Nonetheless, if the  more cautious benchmark of $52/barrel proposed by the Legislators is ultimately adopted, then, the budget as it currently stands would become worthless, and the Minister of Finance would need to revisit   the drawing board to produce fresh income and expenditure estimates for the year 2015’.

Expectedly, the protracted nature of such review may make budget enactment a challenge until after the elections in April, unless of course, unfolding opportunities for self enrichment induce the hurried passage of a clearly inchoate budget by the Legislators. Either way, the net product, will be the attendant social misery nationwide.

Certainly, the massive over 20% devaluation of the Naira was certainly not factored into the 2015 budget.

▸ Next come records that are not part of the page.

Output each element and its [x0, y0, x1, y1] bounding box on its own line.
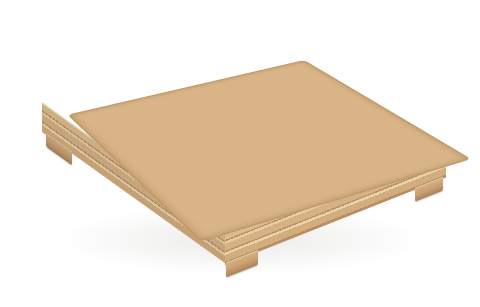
tray-bracket-foot-left — [46, 133, 72, 166]
tray-bracket-foot-right — [415, 177, 443, 202]
product-photo-stage — [0, 0, 480, 307]
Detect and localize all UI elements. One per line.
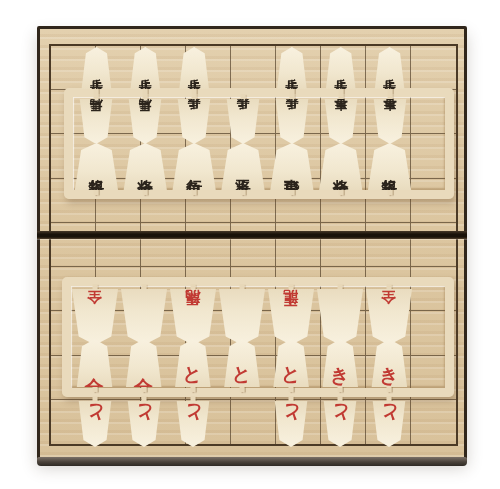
board-square[interactable] [276,223,321,267]
sprue-slot: と [70,401,119,447]
shogi-piece-silver-general[interactable]: 銀将 [367,143,412,190]
sprue-slot: 桂馬 [72,99,121,144]
sprue-slot [119,289,168,345]
shogi-piece-king-blank-back[interactable] [218,289,266,345]
shogi-piece-pawn[interactable]: 歩兵 [179,47,210,89]
sprue-slot: 桂馬 [121,99,170,144]
shogi-piece-rook[interactable]: 飛車 [269,143,314,190]
piece-kanji: と [380,414,399,435]
sprue-slot: き [316,339,365,387]
shogi-piece-promoted-rook-dragon[interactable]: 龍王 [267,289,315,345]
shogi-piece-promoted-knight[interactable]: 全 [76,339,113,387]
sprue-slot: き [365,339,414,387]
shogi-piece-tokin-promoted-pawn[interactable]: と [223,339,260,387]
sprue-slot: と [267,339,316,387]
sprue-slot: 香車 [365,99,414,144]
board-square[interactable] [51,223,96,267]
board-square[interactable] [231,223,276,267]
sprue-row-tokin-pawns: とととととと [62,401,454,447]
shogi-piece-tokin-promoted-pawn[interactable]: と [127,401,161,447]
shogi-piece-knight[interactable]: 桂馬 [128,99,162,144]
sprue-slot: と [168,401,217,447]
sprue-slot: 飛車 [267,143,316,190]
sprue-slot: と [365,401,414,447]
sprue-slot: 歩兵 [267,47,316,89]
board-square[interactable] [366,223,411,267]
piece-kanji: と [232,353,251,374]
piece-kanji: と [282,353,301,374]
shogi-piece-tokin-promoted-pawn[interactable]: と [323,401,357,447]
piece-kanji: と [183,353,202,374]
shogi-piece-pawn[interactable]: 歩兵 [325,47,356,89]
shogi-piece-promoted-lance[interactable]: き [371,339,408,387]
shogi-piece-pawn[interactable]: 歩兵 [177,99,211,144]
shogi-piece-knight[interactable]: 桂馬 [79,99,113,144]
shogi-piece-lance[interactable]: 香車 [373,99,407,144]
shogi-piece-pawn[interactable]: 歩兵 [276,47,307,89]
board-square[interactable] [411,223,456,267]
piece-kanji: き [380,353,399,374]
shogi-piece-tokin-promoted-pawn[interactable]: と [274,401,308,447]
shogi-piece-bishop[interactable]: 角行 [172,143,217,190]
sprue-slot: 玉将 [219,143,268,190]
sprue-slot: 銀将 [365,143,414,190]
shogi-piece-tokin-promoted-pawn[interactable]: と [372,401,406,447]
sprue-slot: と [267,401,316,447]
shogi-piece-lance[interactable]: 香車 [324,99,358,144]
shogi-piece-pawn[interactable]: 歩兵 [81,47,112,89]
piece-kanji: と [282,414,301,435]
shogi-piece-gold-blank-back[interactable] [120,289,168,345]
sprue-slot: 歩兵 [365,47,414,89]
shogi-piece-pawn[interactable]: 歩兵 [130,47,161,89]
sprue-row-knights-lances: 桂馬桂馬歩兵歩兵歩兵香車香車 [64,99,454,144]
shogi-piece-promoted-silver[interactable]: 全 [365,289,413,345]
sprue-row-generals: 銀将金将角行玉将飛車金将銀将 [64,143,454,190]
board-square[interactable] [96,223,141,267]
sprue-slot [217,289,266,345]
sprue-row-promoted-minors: 全全ととときき [62,339,454,387]
piece-kanji: き [331,353,350,374]
sprue-row-promoted-majors: 全龍馬龍王全 [62,289,454,345]
piece-kanji: と [331,414,350,435]
shogi-piece-promoted-silver[interactable]: 全 [71,289,119,345]
sprue-slot: 歩兵 [72,47,121,89]
shogi-piece-gold-general[interactable]: 金将 [318,143,363,190]
shogi-piece-tokin-promoted-pawn[interactable]: と [174,339,211,387]
sprue-slot: 銀将 [72,143,121,190]
sprue-slot: と [168,339,217,387]
board-square[interactable] [321,223,366,267]
sprue-slot: 歩兵 [316,47,365,89]
shogi-piece-promoted-knight[interactable]: 全 [125,339,162,387]
sprue-slot: 金将 [316,143,365,190]
sprue-slot: と [119,401,168,447]
sprue-slot: 歩兵 [121,47,170,89]
product-photo: 歩兵歩兵歩兵歩兵歩兵歩兵 桂馬桂馬歩兵歩兵歩兵香車香車 銀将金将角行玉将飛車金将… [0,0,500,489]
sprue-slot: 金将 [121,143,170,190]
sprue-slot: 全 [70,339,119,387]
sprue-slot [219,47,268,89]
shogi-piece-pawn[interactable]: 歩兵 [374,47,405,89]
sprue-slot: 歩兵 [170,99,219,144]
shogi-piece-tokin-promoted-pawn[interactable]: と [273,339,310,387]
sprue-slot: 香車 [316,99,365,144]
sprue-front-faces[interactable]: 歩兵歩兵歩兵歩兵歩兵歩兵 桂馬桂馬歩兵歩兵歩兵香車香車 銀将金将角行玉将飛車金将… [64,45,454,209]
board-fold-seam [37,231,467,239]
sprue-slot: 全 [119,339,168,387]
sprue-slot: 歩兵 [170,47,219,89]
board-square[interactable] [141,223,186,267]
shogi-piece-pawn[interactable]: 歩兵 [275,99,309,144]
board-side-edge [37,457,467,466]
board-square[interactable] [186,223,231,267]
shogi-piece-promoted-lance[interactable]: き [322,339,359,387]
shogi-board: 歩兵歩兵歩兵歩兵歩兵歩兵 桂馬桂馬歩兵歩兵歩兵香車香車 銀将金将角行玉将飛車金将… [37,26,467,460]
shogi-piece-pawn[interactable]: 歩兵 [226,99,260,144]
shogi-piece-promoted-bishop-horse[interactable]: 龍馬 [169,289,217,345]
shogi-piece-king-gyoku[interactable]: 玉将 [221,143,266,190]
piece-kanji: と [85,414,104,435]
piece-kanji: と [183,414,202,435]
sprue-slot: と [217,339,266,387]
sprue-slot: 全 [70,289,119,345]
shogi-piece-tokin-promoted-pawn[interactable]: と [78,401,112,447]
sprue-slot: 歩兵 [219,99,268,144]
shogi-piece-gold-general[interactable]: 金将 [123,143,168,190]
sprue-slot: 龍王 [267,289,316,345]
shogi-piece-silver-general[interactable]: 銀将 [74,143,119,190]
sprue-slot: 歩兵 [267,99,316,144]
shogi-piece-tokin-promoted-pawn[interactable]: と [176,401,210,447]
sprue-slot: 角行 [170,143,219,190]
sprue-slot: 全 [365,289,414,345]
sprue-slot [217,401,266,447]
sprue-row-pawns-top: 歩兵歩兵歩兵歩兵歩兵歩兵 [64,47,454,89]
piece-kanji: と [134,414,153,435]
sprue-slot: 龍馬 [168,289,217,345]
shogi-piece-gold-blank-back[interactable] [316,289,364,345]
sprue-promoted-faces[interactable]: 全龍馬龍王全 全全ととときき とととととと [62,277,454,449]
sprue-slot: と [316,401,365,447]
sprue-slot [316,289,365,345]
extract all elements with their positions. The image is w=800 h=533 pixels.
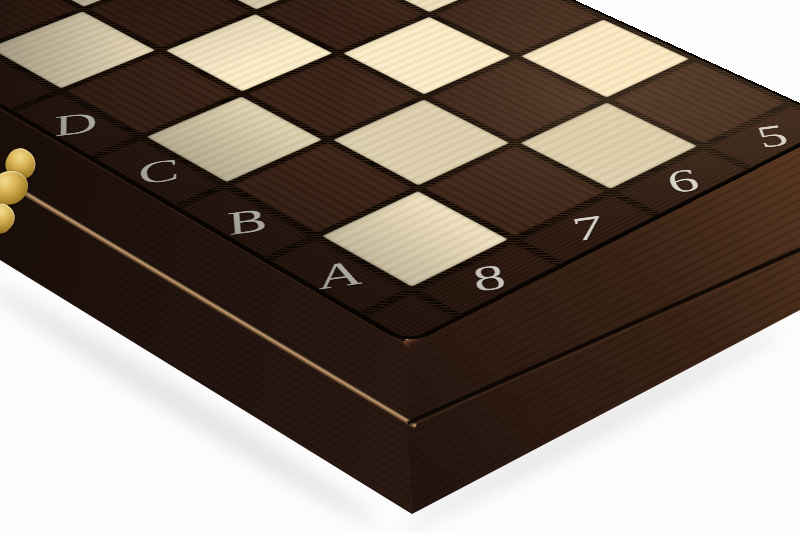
file-label-c: C (131, 154, 183, 189)
scene: DCBA8765 (0, 0, 800, 533)
rank-label-5: 5 (747, 120, 797, 152)
rank-label-7: 7 (563, 210, 613, 246)
rank-label-8: 8 (463, 259, 513, 297)
rank-label-6: 6 (657, 164, 707, 198)
file-label-b: B (219, 204, 271, 240)
file-label-a: A (310, 256, 365, 295)
file-label-d: D (48, 107, 101, 141)
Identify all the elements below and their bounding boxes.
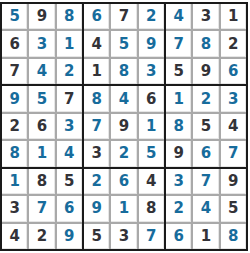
cell-r8c8[interactable]: 4 [193, 196, 218, 221]
cell-r6c7[interactable]: 9 [166, 141, 191, 166]
cell-r3c3[interactable]: 2 [57, 59, 82, 84]
cell-r6c6[interactable]: 5 [139, 141, 164, 166]
cell-r9c9[interactable]: 8 [221, 224, 246, 249]
sudoku-board: 5986317426724591834317825969572638148467… [0, 2, 248, 251]
cell-r3c7[interactable]: 5 [166, 59, 191, 84]
cell-r2c9[interactable]: 2 [221, 31, 246, 56]
cell-r5c9[interactable]: 4 [221, 114, 246, 139]
cell-r8c1[interactable]: 3 [2, 196, 27, 221]
cell-r2c7[interactable]: 7 [166, 31, 191, 56]
cell-r5c6[interactable]: 1 [139, 114, 164, 139]
cell-r5c2[interactable]: 6 [29, 114, 54, 139]
cell-r1c3[interactable]: 8 [57, 4, 82, 29]
cell-r3c4[interactable]: 1 [84, 59, 109, 84]
cell-r4c5[interactable]: 4 [111, 86, 136, 111]
cell-r1c7[interactable]: 4 [166, 4, 191, 29]
cell-r2c8[interactable]: 8 [193, 31, 218, 56]
box-2-1: 264918537 [84, 169, 164, 249]
cell-r1c5[interactable]: 7 [111, 4, 136, 29]
cell-r4c9[interactable]: 3 [221, 86, 246, 111]
cell-r6c9[interactable]: 7 [221, 141, 246, 166]
cell-r2c2[interactable]: 3 [29, 31, 54, 56]
cell-r8c3[interactable]: 6 [57, 196, 82, 221]
cell-r5c5[interactable]: 9 [111, 114, 136, 139]
cell-r9c3[interactable]: 9 [57, 224, 82, 249]
cell-r8c9[interactable]: 5 [221, 196, 246, 221]
cell-r3c9[interactable]: 6 [221, 59, 246, 84]
cell-r9c2[interactable]: 2 [29, 224, 54, 249]
cell-r4c2[interactable]: 5 [29, 86, 54, 111]
box-1-0: 957263814 [2, 86, 82, 166]
cell-r7c5[interactable]: 6 [111, 169, 136, 194]
cell-r7c1[interactable]: 1 [2, 169, 27, 194]
cell-r9c5[interactable]: 3 [111, 224, 136, 249]
cell-r5c8[interactable]: 5 [193, 114, 218, 139]
cell-r1c9[interactable]: 1 [221, 4, 246, 29]
box-0-1: 672459183 [84, 4, 164, 84]
cell-r4c3[interactable]: 7 [57, 86, 82, 111]
cell-r8c4[interactable]: 9 [84, 196, 109, 221]
cell-r7c8[interactable]: 7 [193, 169, 218, 194]
cell-r9c4[interactable]: 5 [84, 224, 109, 249]
cell-r8c2[interactable]: 7 [29, 196, 54, 221]
box-0-2: 431782596 [166, 4, 246, 84]
box-0-0: 598631742 [2, 4, 82, 84]
cell-r7c6[interactable]: 4 [139, 169, 164, 194]
cell-r9c8[interactable]: 1 [193, 224, 218, 249]
cell-r6c3[interactable]: 4 [57, 141, 82, 166]
box-2-0: 185376429 [2, 169, 82, 249]
box-1-1: 846791325 [84, 86, 164, 166]
cell-r5c7[interactable]: 8 [166, 114, 191, 139]
cell-r7c4[interactable]: 2 [84, 169, 109, 194]
cell-r7c2[interactable]: 8 [29, 169, 54, 194]
cell-r5c4[interactable]: 7 [84, 114, 109, 139]
box-2-2: 379245618 [166, 169, 246, 249]
cell-r6c5[interactable]: 2 [111, 141, 136, 166]
cell-r9c6[interactable]: 7 [139, 224, 164, 249]
cell-r3c6[interactable]: 3 [139, 59, 164, 84]
cell-r3c5[interactable]: 8 [111, 59, 136, 84]
sudoku-page: 5986317426724591834317825969572638148467… [0, 0, 250, 253]
cell-r3c2[interactable]: 4 [29, 59, 54, 84]
cell-r4c4[interactable]: 8 [84, 86, 109, 111]
cell-r4c1[interactable]: 9 [2, 86, 27, 111]
cell-r4c6[interactable]: 6 [139, 86, 164, 111]
cell-r7c9[interactable]: 9 [221, 169, 246, 194]
cell-r6c1[interactable]: 8 [2, 141, 27, 166]
cell-r1c1[interactable]: 5 [2, 4, 27, 29]
cell-r9c1[interactable]: 4 [2, 224, 27, 249]
cell-r1c2[interactable]: 9 [29, 4, 54, 29]
cell-r6c8[interactable]: 6 [193, 141, 218, 166]
cell-r9c7[interactable]: 6 [166, 224, 191, 249]
cell-r2c3[interactable]: 1 [57, 31, 82, 56]
cell-r2c1[interactable]: 6 [2, 31, 27, 56]
cell-r8c7[interactable]: 2 [166, 196, 191, 221]
cell-r8c5[interactable]: 1 [111, 196, 136, 221]
box-1-2: 123854967 [166, 86, 246, 166]
cell-r5c3[interactable]: 3 [57, 114, 82, 139]
cell-r6c4[interactable]: 3 [84, 141, 109, 166]
cell-r5c1[interactable]: 2 [2, 114, 27, 139]
cell-r1c4[interactable]: 6 [84, 4, 109, 29]
cell-r1c6[interactable]: 2 [139, 4, 164, 29]
cell-r1c8[interactable]: 3 [193, 4, 218, 29]
cell-r4c8[interactable]: 2 [193, 86, 218, 111]
cell-r2c6[interactable]: 9 [139, 31, 164, 56]
cell-r7c3[interactable]: 5 [57, 169, 82, 194]
cell-r3c1[interactable]: 7 [2, 59, 27, 84]
cell-r7c7[interactable]: 3 [166, 169, 191, 194]
cell-r6c2[interactable]: 1 [29, 141, 54, 166]
cell-r3c8[interactable]: 9 [193, 59, 218, 84]
cell-r4c7[interactable]: 1 [166, 86, 191, 111]
cell-r2c4[interactable]: 4 [84, 31, 109, 56]
cell-r2c5[interactable]: 5 [111, 31, 136, 56]
cell-r8c6[interactable]: 8 [139, 196, 164, 221]
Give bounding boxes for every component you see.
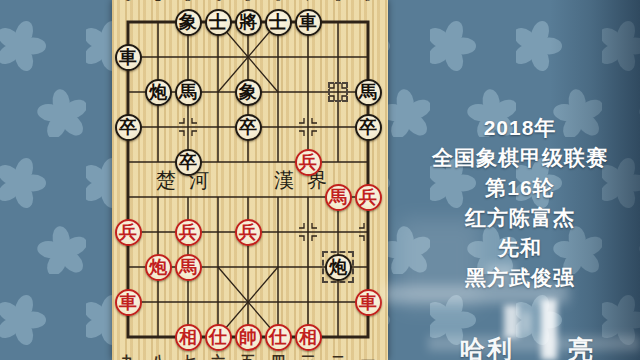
file-label-bottom: 三: [298, 353, 318, 360]
watermark-left: 哈利: [460, 333, 514, 360]
red-piece-車[interactable]: 車: [355, 289, 382, 316]
last-move-from-marker: [328, 82, 348, 102]
file-label-bottom: 八: [148, 353, 168, 360]
black-piece-炮[interactable]: 炮: [325, 254, 352, 281]
event-caption: 2018年 全国象棋甲级联赛 第16轮 红方陈富杰 先和 黑方武俊强: [408, 113, 632, 293]
red-piece-相[interactable]: 相: [175, 324, 202, 351]
caption-year: 2018年: [408, 113, 632, 143]
red-piece-炮[interactable]: 炮: [145, 254, 172, 281]
black-piece-卒[interactable]: 卒: [175, 149, 202, 176]
black-piece-卒[interactable]: 卒: [235, 114, 262, 141]
red-piece-相[interactable]: 相: [295, 324, 322, 351]
channel-watermark: 哈利 亮: [440, 331, 640, 360]
file-label-top: 9: [358, 0, 378, 4]
file-label-top: 5: [238, 0, 258, 4]
watermark-right: 亮: [568, 333, 593, 360]
black-piece-象[interactable]: 象: [235, 79, 262, 106]
black-piece-卒[interactable]: 卒: [355, 114, 382, 141]
red-piece-兵[interactable]: 兵: [295, 149, 322, 176]
board-grid: [112, 0, 388, 360]
black-piece-車[interactable]: 車: [295, 9, 322, 36]
black-piece-馬[interactable]: 馬: [355, 79, 382, 106]
red-piece-兵[interactable]: 兵: [175, 219, 202, 246]
file-label-bottom: 四: [268, 353, 288, 360]
red-piece-兵[interactable]: 兵: [235, 219, 262, 246]
black-piece-象[interactable]: 象: [175, 9, 202, 36]
file-label-top: 8: [328, 0, 348, 4]
black-piece-炮[interactable]: 炮: [145, 79, 172, 106]
file-label-top: 4: [208, 0, 228, 4]
file-label-bottom: 二: [328, 353, 348, 360]
red-piece-兵[interactable]: 兵: [355, 184, 382, 211]
file-label-bottom: 九: [118, 353, 138, 360]
file-label-top: 1: [118, 0, 138, 4]
red-piece-兵[interactable]: 兵: [115, 219, 142, 246]
caption-red-player: 红方陈富杰: [408, 203, 632, 233]
red-piece-帥[interactable]: 帥: [235, 324, 262, 351]
screenshot-stage: 楚河 漢界 123456789九八七六五四三二一 象士將士車車炮馬象馬卒卒卒卒兵…: [0, 0, 640, 360]
file-label-bottom: 七: [178, 353, 198, 360]
red-piece-馬[interactable]: 馬: [175, 254, 202, 281]
file-label-bottom: 五: [238, 353, 258, 360]
xiangqi-board[interactable]: 楚河 漢界 123456789九八七六五四三二一 象士將士車車炮馬象馬卒卒卒卒兵…: [112, 0, 388, 360]
file-label-top: 6: [268, 0, 288, 4]
red-piece-車[interactable]: 車: [115, 289, 142, 316]
black-piece-士[interactable]: 士: [205, 9, 232, 36]
red-piece-仕[interactable]: 仕: [265, 324, 292, 351]
red-piece-仕[interactable]: 仕: [205, 324, 232, 351]
caption-round: 第16轮: [408, 173, 632, 203]
file-label-top: 2: [148, 0, 168, 4]
red-piece-馬[interactable]: 馬: [325, 184, 352, 211]
caption-black-player: 黑方武俊强: [408, 263, 632, 293]
file-label-bottom: 六: [208, 353, 228, 360]
file-label-top: 3: [178, 0, 198, 4]
black-piece-卒[interactable]: 卒: [115, 114, 142, 141]
file-label-top: 7: [298, 0, 318, 4]
caption-result: 先和: [408, 233, 632, 263]
black-piece-馬[interactable]: 馬: [175, 79, 202, 106]
file-label-bottom: 一: [358, 353, 378, 360]
black-piece-車[interactable]: 車: [115, 44, 142, 71]
black-piece-士[interactable]: 士: [265, 9, 292, 36]
caption-league: 全国象棋甲级联赛: [408, 143, 632, 173]
black-piece-將[interactable]: 將: [235, 9, 262, 36]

Indeed, even if, inspite of low crude prices, a paltry 10% capital vote below N500bn is realisable, the sizeable import component of infrastructure expenditure, may actually further shrink because of the 20% plus devaluation and constrain any hope of infrastructural improvement.

Incidentally, if low crude prices persist through 2015, almost 50% of budget revenue will be wiped off to create severe challenges for the implementation of the already paltry recurrent and capital budgets. In this event, government would incur further debts at atrocious interest rates in order to fund the N1 trillion deficit in the Federal budget, which sadly, is predominantly consumption oriented.

It is really a sad day, if inspite of our bountiful resources, we still have to borrow irresponsibly just to fund our appetite for consumption rather than make a serious commitment to social and infrastructural remediation. Nonetheless, just because civil servants and political office holders still earn the nominal values of their incomes and allowances will not totally shield them from the austerity budget.

This is because Naira devaluation will push up prices and fuel inflation beyond 10%, and this will also have serious consequences for the purchasing power of all income earners. In other words even if your salary or usual income does not change nominally, it will inevitably begin to buy less and less.

Thus, unless, there is a commensurate annual increase in salaries and incomes in the face of inflation, the net result is that consumer demand will contract as people involuntarily cut down on their basic needs and endure poverty, with disastrous consequences for manufacturers and suppliers of consumer goods and services and ultimately for employment opportunities.